We compare cosmological parameters from different Planck sky maps and likelihood pipelines, assessing robustness of cosmological results with respect to the choice of the latest Planck maps-likelihood combination. We show that, for the Planck multipole range retained in combination with ground-based observations, different products give very similar cosmological solutions; small remaining differences are reduced by the addition of other CMB datasets to Planck. In particular, constraints on extended cosmological models benefit from the addition of small-scale power from ground-based experiments and are completely insensitive to the choice of Planck maps and likelihood.

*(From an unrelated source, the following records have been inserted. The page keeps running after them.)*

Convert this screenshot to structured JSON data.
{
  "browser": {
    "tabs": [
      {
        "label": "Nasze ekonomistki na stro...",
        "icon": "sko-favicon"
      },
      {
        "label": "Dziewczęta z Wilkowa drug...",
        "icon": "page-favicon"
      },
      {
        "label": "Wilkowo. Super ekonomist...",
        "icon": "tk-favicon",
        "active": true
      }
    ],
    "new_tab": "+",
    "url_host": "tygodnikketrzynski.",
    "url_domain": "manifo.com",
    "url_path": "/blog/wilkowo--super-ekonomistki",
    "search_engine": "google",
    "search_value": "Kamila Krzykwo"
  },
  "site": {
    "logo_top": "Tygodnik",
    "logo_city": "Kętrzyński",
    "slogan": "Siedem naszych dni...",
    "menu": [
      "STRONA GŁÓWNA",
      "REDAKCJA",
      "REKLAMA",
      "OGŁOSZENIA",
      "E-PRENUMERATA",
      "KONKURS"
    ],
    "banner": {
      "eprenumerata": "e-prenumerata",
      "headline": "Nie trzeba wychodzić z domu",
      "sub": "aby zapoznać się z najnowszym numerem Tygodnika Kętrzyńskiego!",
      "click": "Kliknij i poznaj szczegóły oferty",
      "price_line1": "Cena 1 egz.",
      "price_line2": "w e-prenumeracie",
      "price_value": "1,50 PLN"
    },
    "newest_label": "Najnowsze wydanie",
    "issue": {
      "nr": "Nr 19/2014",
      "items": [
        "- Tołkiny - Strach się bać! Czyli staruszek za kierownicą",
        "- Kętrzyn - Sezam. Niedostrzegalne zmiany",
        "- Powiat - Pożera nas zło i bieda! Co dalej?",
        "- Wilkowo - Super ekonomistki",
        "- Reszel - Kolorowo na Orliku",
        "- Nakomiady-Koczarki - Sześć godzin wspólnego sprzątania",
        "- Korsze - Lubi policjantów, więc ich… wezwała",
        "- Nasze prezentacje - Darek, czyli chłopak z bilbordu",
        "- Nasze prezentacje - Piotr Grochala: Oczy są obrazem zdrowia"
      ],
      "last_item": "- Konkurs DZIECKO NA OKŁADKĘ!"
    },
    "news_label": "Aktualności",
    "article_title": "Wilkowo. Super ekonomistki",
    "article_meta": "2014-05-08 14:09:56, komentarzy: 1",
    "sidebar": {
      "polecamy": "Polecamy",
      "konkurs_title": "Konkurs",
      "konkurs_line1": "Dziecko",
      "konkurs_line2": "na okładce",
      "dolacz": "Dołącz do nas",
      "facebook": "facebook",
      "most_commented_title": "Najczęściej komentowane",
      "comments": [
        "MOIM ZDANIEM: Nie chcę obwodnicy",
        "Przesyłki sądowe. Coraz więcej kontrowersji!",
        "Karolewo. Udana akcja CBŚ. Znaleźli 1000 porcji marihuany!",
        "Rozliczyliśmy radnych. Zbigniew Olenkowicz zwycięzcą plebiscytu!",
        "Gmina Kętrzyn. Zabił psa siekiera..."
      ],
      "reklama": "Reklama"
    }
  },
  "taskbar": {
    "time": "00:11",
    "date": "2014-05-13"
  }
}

For this work we derive and release a nuisance-marginalized dataset and CamSpec-NPIPE-lite likelihood for the Planck NPIPE data injected into the CamSpec likelihood - which are usually used to obtain the reference Planck PR4 cosmology. Using the extracted CMB spectra we show that the additional constraining power for cosmology is coming from polarization at all scales and from temperature at multipoles above 1500 when going from PR3 to PR4. We also show that full marginalization over the CamSpec foreground nuisance parameters can impact parameter inference and model selections when truncating some scales; our new likelihood enables correct combinations with other CMB datasets.

Paper Structure

This paper contains 17 sections, 11 equations, 10 figures, 4 tables.

Figures (10)

  • Figure 1: CMB foreground-marginalized CamSpec-NPIPE-lite spectra. The TE and EE spectra appear normal distributed around the best-fitting model, as does the TT spectrum below $\ell < 1500$. At $\ell > 1500$, the TT datapoints are highly correlated and the full behaviour of the data is captured in the covariance matrix.
  • Figure 2: The TTTT subblock of the correlation matrix. The marginalization over foregrounds captures a lot of information in the $\ell > 1500$ part of the covariance, leading to high correlations between different bins.
  • Figure 3: Posterior distributions of the foreground nuisance parameters from the multi-frequency likelihood (orange for the original CamSpec-NPIPE likelihood and green for our implementation in MFLike), and from the foreground marginalization procedure (blue). Due to the fact that each foreground appears in only one spectrum each, they are fully degenerate in the foreground marginalization procedure, and thus highly unconstrained. Orange and green posteriors are obtained with a fit to the full Planck TT/TE/EE+lowT+lowE dataset but receive contribution only from the high-$\ell$CamSpec-NPIPE likelihood. The vertical lines indicate the best-fitting values from the CamSpec-NPIPE chain (original likelihood, shown in orange).
  • Figure 4: Posteriors of the $\Lambda$CDM cosmological parameters recovered from different implementations of the CamSpec-NPIPE likelihood. We find very good agreement in all five free parameters (we infer the optical depth $\tau_{\rm reio}$ through a prior), and see only a slight widening of $9\%$ on the constraint on $n_s$ from the lite likelihood due to the foreground marginalization. All posteriors are obtained with the full Planck TT/TE/EE+lowT+lowE dataset. The vertical lines indicate the best-fitting values from the CamSpec-NPIPE chain (original likelihood, shown in orange).
  • Figure 5: Comparison of the constraints on select single-parameter extensions to $\Lambda$CDM as obtained from the full Planck TT/TE/EE+lowT+lowE dataset using the original CamSpec-NPIPE likelihood (orange), our implementation in MFLike (green), and our CamSpec-NPIPE-lite likelihood (blue). We show the constraints on the lensing peak smearing amplitude $A_L$ (top panel), the effective number of relativistic species $N_{\rm eff}$ (middle panel), and the running of the spectral index ${\rm d} n_s / {\rm d} \ln k$ (bottom panel). We observe that foreground marginalization has little effect on the constraints of extension models. The constraints from the lite likelihood are consistent and at most $5-10\%$ wider than those from the full likelihoods. The vertical lines show the expected values of these parameters in $\Lambda$CDM.